Earlier this week, real estate developer Herb Strather withdrew his offer to buy a bundle of more than 6,000 blighted properties in Detroit for slightly more than $3.1 million, Wayne County officials announced.
Wayne County officials confirmed through discussions with John Page of Eco Solutions, the registered bidder and Strather's partner in the deal, earlier this week that the offer had been withdrawn.
Strather had been meeting with county officials on a developing plan for the properties, but the two parties were unable to come to an agreement. Strather had reportedly hoped to receive federal funding from the Detroit land bank to demolish the worst properties in the bundle while keeping the best properties for his own investment purposes, but that plan fell through when it was discovered the land bank would pay to demolish only those properties it owns and would not do so for the profit of private investors.
The bid placed by Strather and Eco Solutions was the only one placed in the auction. Strather's 10 percent down payment was refunded. With no winner in the auction, the properties will go to the city, which will subsequently transfer them to the land bank within a few weeks.
Even though the offer has been withdrawn, Strather is not giving up. He has reportedly said he still hopes to negotiate a deal with the land bank by the end of the month to develop the blighted properties. The bundle includes residential units, vacant lots, and commercial properties.

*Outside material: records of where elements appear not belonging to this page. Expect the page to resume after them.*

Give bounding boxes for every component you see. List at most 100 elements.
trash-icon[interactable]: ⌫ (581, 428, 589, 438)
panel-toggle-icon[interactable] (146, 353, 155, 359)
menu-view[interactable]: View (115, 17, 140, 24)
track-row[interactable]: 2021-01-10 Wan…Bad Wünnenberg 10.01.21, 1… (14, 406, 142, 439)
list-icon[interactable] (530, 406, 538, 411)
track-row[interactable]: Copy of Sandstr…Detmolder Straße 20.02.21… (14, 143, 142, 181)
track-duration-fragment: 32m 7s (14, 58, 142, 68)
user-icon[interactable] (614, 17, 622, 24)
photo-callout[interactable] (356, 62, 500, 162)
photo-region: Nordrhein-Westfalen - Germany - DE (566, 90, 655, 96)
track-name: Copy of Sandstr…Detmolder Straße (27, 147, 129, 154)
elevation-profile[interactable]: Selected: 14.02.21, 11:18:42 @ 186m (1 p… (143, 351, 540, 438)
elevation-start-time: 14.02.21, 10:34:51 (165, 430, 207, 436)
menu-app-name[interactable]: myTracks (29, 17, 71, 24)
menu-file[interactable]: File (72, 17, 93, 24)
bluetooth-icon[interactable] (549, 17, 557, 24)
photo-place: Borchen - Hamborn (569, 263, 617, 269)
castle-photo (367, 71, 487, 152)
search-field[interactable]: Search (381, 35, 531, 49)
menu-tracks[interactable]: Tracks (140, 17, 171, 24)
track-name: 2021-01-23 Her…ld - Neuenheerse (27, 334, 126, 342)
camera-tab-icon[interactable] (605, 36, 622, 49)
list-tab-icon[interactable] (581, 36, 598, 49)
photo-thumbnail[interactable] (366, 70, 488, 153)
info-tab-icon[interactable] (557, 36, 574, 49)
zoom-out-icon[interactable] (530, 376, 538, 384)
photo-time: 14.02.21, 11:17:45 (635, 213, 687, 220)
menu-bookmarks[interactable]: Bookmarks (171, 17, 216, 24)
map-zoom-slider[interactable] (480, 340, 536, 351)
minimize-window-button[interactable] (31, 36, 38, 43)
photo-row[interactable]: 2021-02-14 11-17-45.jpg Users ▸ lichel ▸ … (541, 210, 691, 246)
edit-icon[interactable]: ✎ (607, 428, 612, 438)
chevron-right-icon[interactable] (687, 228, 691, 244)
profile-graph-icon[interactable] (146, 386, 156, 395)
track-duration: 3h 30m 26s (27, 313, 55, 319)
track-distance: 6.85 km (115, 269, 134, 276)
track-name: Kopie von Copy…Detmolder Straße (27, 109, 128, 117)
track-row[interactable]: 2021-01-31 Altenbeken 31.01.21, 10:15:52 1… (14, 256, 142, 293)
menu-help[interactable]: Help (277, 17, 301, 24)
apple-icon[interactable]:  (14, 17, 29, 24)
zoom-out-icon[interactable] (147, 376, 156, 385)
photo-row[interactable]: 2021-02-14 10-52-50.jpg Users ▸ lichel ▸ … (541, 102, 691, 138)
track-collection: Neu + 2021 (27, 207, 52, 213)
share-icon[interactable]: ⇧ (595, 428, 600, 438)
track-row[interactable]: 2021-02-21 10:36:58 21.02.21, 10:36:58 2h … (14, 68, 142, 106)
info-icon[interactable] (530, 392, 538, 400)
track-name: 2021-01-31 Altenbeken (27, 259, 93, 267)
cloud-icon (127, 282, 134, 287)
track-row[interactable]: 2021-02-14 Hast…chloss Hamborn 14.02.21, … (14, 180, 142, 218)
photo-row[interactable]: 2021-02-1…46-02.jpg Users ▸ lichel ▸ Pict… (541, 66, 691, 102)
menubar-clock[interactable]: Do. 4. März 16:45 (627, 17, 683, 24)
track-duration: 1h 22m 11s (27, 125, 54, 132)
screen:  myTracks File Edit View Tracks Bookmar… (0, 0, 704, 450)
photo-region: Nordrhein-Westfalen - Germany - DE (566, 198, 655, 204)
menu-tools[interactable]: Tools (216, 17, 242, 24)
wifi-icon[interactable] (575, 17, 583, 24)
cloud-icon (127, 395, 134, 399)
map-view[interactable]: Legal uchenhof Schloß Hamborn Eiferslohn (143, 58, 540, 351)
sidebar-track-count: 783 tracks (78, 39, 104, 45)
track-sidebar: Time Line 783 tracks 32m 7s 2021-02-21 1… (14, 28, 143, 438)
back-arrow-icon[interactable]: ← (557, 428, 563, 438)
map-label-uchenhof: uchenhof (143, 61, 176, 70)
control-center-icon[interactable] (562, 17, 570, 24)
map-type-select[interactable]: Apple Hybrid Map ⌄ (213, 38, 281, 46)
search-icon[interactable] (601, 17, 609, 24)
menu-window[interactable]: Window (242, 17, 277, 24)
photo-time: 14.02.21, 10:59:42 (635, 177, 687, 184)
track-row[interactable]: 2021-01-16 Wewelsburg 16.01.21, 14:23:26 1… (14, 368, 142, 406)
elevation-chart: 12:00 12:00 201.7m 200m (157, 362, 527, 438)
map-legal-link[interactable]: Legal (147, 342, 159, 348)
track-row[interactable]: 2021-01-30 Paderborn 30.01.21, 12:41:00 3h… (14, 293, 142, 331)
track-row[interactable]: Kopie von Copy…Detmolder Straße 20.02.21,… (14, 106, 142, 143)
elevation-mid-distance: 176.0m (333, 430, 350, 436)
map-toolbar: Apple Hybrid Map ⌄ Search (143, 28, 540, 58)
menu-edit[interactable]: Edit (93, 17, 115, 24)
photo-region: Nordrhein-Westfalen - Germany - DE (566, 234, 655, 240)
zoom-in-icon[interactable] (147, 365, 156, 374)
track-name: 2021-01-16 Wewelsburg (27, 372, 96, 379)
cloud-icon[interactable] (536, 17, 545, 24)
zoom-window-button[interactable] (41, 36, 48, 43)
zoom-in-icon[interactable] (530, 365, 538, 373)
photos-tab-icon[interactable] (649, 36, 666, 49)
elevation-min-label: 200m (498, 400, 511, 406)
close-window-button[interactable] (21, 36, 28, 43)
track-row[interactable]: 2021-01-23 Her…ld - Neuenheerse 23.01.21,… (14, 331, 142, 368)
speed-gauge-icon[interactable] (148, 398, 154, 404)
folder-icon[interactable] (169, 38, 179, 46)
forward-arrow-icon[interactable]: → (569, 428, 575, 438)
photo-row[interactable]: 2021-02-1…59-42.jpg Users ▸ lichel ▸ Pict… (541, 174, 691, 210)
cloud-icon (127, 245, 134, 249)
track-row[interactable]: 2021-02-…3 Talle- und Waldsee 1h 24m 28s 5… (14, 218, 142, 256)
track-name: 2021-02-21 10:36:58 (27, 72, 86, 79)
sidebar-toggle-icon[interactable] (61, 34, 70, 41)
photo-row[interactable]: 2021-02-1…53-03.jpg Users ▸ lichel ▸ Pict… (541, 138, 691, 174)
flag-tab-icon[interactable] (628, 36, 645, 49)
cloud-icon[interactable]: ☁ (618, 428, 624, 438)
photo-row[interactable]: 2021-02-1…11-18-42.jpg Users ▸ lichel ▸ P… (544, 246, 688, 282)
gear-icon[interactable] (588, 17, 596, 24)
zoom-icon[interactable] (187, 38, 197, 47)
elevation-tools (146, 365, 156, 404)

“The development of this package of properties was unique and we appreciate the interest expressed by Eco Solutions, John Page, and Herb Strather," Wayne County Treasurer Ray Wojtowicz said in a prepared statement. "While we were not able to reach an agreement as to a development agreement, we do look forward to continued participation by Eco Solutions as we work with (Detroit) Mayor (Mike) Duggan to address blight in our neighborhoods. Blight elimination is essential to improve conditions in our communities."
Strather surprised everyone by bidding $3.1 million for the 6,365 blighted properties in the week prior to the October 28 county foreclosure auction. The bid was placed anonymously. It was believed that no one would bid on the properties because of the enormous expense it would take to develop them.